ワインの酔いがまださめないのか、お姉ちゃんは少し饒舌だった。天井を見ながら二人でピロートークだ。しばらく他愛のない話をして、ふとお姉ちゃんはさっきの話を思い出したみたいに聞いてきた。
「四葉ぁ。彗星の前ね、お姉ちゃんちょっと変な感じの日なかった?」

そういえば、髪型のほかに

朝自分の胸をもんでいたり、
いきなり晩御飯になじみのないイタリアンを出してきて、それが意外に美味しかったり、
組紐が急に作れなくなったり、
テッシーさんと大工みたいなことを始めたり、
私をいきなりちゃん付けで呼んで優しくなったり、
東京にデートに行くって言ってみたり、急に髪を切ったり、
私の学校の子にお祭りに行くなってくってかかったり、
自分のことオレとか、三葉じゃないとダメなのかとか変なこと言ってみたり、

それはそれはハチャメチャだった。あれはヤバかった。もうあのときの私は”ヤバい”を一生分口に出してしまった。
だから正直に

「うん」
とだけ答えた。

「あれは別の人なんよ。」
ぇえええーっ?そんな責任転嫁ってあり?ちょっと呆れた。

「お姉ちゃん…、意味が分からんに。」

「彗星が落ちるって言ったのはあれは私じゃない。誰かが私に入って、私がそう動くようにしたんよ。だからその人に感謝せんといかんのよ。」
意味が分からない言葉は続く。
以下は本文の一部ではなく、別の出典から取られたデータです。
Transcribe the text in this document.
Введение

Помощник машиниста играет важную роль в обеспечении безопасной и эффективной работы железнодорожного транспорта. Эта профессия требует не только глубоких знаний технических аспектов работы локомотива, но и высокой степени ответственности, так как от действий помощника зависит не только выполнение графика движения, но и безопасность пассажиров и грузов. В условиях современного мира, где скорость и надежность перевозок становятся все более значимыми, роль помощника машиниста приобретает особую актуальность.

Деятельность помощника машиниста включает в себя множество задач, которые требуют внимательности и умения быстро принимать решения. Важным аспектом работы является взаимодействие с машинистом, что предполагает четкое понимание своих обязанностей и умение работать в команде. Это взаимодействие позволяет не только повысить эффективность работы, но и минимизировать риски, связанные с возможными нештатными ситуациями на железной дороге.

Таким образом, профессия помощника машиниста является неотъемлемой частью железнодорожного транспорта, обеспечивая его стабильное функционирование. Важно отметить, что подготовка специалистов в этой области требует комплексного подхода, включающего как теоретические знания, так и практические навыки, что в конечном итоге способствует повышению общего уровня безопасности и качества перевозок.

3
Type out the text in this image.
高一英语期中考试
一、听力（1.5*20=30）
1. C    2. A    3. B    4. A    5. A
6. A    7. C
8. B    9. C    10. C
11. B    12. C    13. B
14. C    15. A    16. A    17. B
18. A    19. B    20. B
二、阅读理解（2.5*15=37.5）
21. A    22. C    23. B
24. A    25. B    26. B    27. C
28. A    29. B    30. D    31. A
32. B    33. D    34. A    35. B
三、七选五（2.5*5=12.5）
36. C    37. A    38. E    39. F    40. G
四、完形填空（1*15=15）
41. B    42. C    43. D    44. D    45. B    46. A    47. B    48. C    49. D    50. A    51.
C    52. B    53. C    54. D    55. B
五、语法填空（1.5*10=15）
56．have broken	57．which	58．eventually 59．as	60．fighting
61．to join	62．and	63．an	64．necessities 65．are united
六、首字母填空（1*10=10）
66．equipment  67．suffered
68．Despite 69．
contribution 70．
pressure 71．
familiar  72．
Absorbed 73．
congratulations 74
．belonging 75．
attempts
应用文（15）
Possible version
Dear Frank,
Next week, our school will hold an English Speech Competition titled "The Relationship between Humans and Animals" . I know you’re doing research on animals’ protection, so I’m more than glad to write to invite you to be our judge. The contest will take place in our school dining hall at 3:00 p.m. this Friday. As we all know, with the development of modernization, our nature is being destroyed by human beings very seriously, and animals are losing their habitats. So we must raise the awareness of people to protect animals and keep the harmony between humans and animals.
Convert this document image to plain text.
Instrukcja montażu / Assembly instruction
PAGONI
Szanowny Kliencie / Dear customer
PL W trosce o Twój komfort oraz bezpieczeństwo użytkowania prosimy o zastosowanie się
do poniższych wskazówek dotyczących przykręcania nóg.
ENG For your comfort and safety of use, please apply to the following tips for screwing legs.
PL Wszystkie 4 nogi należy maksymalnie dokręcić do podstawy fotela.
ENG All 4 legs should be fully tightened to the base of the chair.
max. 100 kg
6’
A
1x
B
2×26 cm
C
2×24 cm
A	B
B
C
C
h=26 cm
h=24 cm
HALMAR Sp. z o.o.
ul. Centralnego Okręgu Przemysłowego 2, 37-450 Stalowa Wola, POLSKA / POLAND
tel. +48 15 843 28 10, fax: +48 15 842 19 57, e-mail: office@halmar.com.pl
私は黙って聞いていた。

「私、ずーっとその人を探しとった…んよ。」

なぜかお姉ちゃんが昔、右手をずーっと見ていた光景が目に浮かんだ。それと少し今日のことを思い出した。しばらく時間が空いただろうか?その真意を聞き出したく思ったので、聞いてみた。

「それが…瀧さんなん?」

何も返ってこない。 いつの間にかお姉ちゃんは寝息を立てていた。